At American colleges and universities, tenure is the ultimate prize for professors. At Western Carolina University, faculty members have a new way to earn tenure and promotions -- how they apply their scholarship to real problems in the rural areas near its campus.
With an enrollment of 9,055, WCU is located near Cullowhee, N.C., a small community about 50 miles west of Asheville, N.C. It is one of the 16 universities in the North Carolina system, and the first to adopt the reward system that recognizes multiple forms of scholarship, especially those with real-world applications. The system is based upon the “Boyer Model of Scholarship,” a system named for Ernest Boyer, former president of the Carnegie Foundation for the Advancement of Teaching, as its recognition of the "scholarship of application” connects with university’s vision, said WCU Chancellor John W. Bardo.
“The scholarship of application is not merely service to the community,” said Bardo. “Instead, it is a rigorously designed project of scholarship or research that is intended to answer critical questions in the surrounding community. It requires faculty members to engage with the broader community, to understand the community’s needs, and to gain sufficient knowledge of the situation so that they are able to design and execute research to address those specific needs.”

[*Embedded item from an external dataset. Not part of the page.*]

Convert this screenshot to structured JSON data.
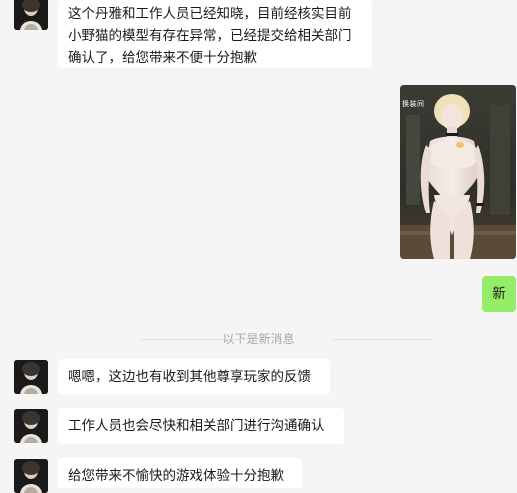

Examples include a program from WCU psychology professors that is designed to curb childhood obesity, as well as the work of business professors who are guiding students as they help Canton, N.C., recover from flooding in 2004. Biologists are working with Cherokee scholars to restore rivercane, which has long played an important in the tribe's culture. WCU's program, and others like it, could spark good things for rural areas, especially since the work will have more than just intrinsic rewards for those on the academic side.